SUSAN L. SULLIVAN
$433,879
Duke University
North Carolina
National Institute on Deafness and Other Communication Disorders (NIDCD)
The upper respiratory tract is lined by two distinct types of epithelium. Respiratory epithelium humidifies and modulates incoming air temperature as it passes toward the lungs. Olfactory epithelium on the other hand is specialized for chemosensation and supports detection of airborne odorants by olfactory sensory neurons (OSNs). We have recently described that blood vessels within the olfactory mucosa form a “blood -olfactory barrier” (BOB) that prevents high molecular weight blood borne proteins from accessing the olfactory tissues. This BOB effectively isolates olfactory tissues from blood borne molecules in much the same way that the blood brain barrier and the blood retinal barrier function in the brain and eye. In our studies we found that antibodies (~150kD) against viral pathogens cannot exit the blood to prevent infections within the olfactory epithelium.
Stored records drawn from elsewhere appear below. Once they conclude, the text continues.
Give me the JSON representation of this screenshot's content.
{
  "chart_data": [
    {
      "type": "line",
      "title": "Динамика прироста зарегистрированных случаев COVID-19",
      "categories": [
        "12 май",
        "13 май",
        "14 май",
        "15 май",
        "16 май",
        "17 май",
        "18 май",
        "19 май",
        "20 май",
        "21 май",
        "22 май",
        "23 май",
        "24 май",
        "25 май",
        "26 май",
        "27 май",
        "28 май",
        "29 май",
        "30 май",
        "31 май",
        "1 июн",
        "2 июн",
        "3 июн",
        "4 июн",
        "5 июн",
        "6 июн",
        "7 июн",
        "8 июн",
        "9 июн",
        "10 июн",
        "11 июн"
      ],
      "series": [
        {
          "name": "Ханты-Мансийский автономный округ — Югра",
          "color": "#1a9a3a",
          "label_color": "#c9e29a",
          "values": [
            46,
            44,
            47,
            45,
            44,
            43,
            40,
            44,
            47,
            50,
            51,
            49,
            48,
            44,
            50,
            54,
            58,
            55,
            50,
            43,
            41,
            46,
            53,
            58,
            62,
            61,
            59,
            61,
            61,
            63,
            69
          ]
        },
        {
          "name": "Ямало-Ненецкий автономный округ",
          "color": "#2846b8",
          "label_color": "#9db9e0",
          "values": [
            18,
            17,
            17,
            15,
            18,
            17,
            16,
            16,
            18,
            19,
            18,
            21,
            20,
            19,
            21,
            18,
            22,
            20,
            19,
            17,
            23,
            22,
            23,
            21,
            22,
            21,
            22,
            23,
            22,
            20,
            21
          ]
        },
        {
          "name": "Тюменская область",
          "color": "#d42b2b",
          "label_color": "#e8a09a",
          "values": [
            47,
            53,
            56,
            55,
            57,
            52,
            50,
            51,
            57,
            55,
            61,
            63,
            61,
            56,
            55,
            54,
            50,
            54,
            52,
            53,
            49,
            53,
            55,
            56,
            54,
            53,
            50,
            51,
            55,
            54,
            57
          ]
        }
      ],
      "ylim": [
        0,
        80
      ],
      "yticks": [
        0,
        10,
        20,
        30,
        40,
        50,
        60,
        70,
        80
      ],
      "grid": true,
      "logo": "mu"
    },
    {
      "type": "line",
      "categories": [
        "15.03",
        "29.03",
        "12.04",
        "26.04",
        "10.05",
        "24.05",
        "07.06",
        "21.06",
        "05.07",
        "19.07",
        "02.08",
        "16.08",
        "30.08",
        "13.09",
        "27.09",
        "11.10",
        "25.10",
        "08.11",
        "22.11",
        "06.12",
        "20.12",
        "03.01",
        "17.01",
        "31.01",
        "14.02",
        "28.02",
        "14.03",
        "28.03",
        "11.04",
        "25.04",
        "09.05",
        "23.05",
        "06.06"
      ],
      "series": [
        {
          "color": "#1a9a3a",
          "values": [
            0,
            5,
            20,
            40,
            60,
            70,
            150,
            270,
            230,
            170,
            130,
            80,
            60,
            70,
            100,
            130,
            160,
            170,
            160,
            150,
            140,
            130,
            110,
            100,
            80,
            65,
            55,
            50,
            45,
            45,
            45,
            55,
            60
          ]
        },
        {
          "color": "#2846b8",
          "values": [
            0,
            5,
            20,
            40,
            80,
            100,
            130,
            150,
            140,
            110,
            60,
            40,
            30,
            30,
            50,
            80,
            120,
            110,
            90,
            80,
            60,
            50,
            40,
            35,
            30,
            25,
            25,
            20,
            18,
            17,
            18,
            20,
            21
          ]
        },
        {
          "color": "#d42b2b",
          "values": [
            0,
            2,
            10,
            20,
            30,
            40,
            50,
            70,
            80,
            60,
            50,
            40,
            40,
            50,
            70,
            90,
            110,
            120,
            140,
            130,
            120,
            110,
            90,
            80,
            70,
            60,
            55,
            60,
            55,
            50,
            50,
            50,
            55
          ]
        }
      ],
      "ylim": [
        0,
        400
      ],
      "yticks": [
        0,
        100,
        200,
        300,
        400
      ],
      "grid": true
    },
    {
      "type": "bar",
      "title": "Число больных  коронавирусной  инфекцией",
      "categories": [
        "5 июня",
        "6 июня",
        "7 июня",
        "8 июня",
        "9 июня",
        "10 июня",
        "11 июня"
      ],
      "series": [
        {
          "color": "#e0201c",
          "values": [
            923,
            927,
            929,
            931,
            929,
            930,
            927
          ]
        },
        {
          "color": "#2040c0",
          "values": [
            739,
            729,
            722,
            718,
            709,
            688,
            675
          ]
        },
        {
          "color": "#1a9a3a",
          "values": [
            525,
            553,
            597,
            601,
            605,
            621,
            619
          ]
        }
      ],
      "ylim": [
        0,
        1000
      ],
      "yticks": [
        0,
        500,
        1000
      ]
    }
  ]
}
The existence of the BOB may help reconcile years of seemingly contradictory upper airway immunity data, and also helps explain why pathogens such as SARS-CoV-2 that infect the olfactory epithelium cause “breakthrough infections” when blood antibody titers are high. We know very little about the basic cellular and molecular building blocks of this newly defined vascular barrier. This proposal will establish the limits of BOB homeostatic permeability and several foundational insights about the BOB, including: BOB functionality from developmental stages until late adulthood, determine the cellular and junctional makeup that generates the BOB, define the functional permeability limits during health and inflammation, and finally determine the role of olfactory neurons in orchestrating olfactory barrier identity.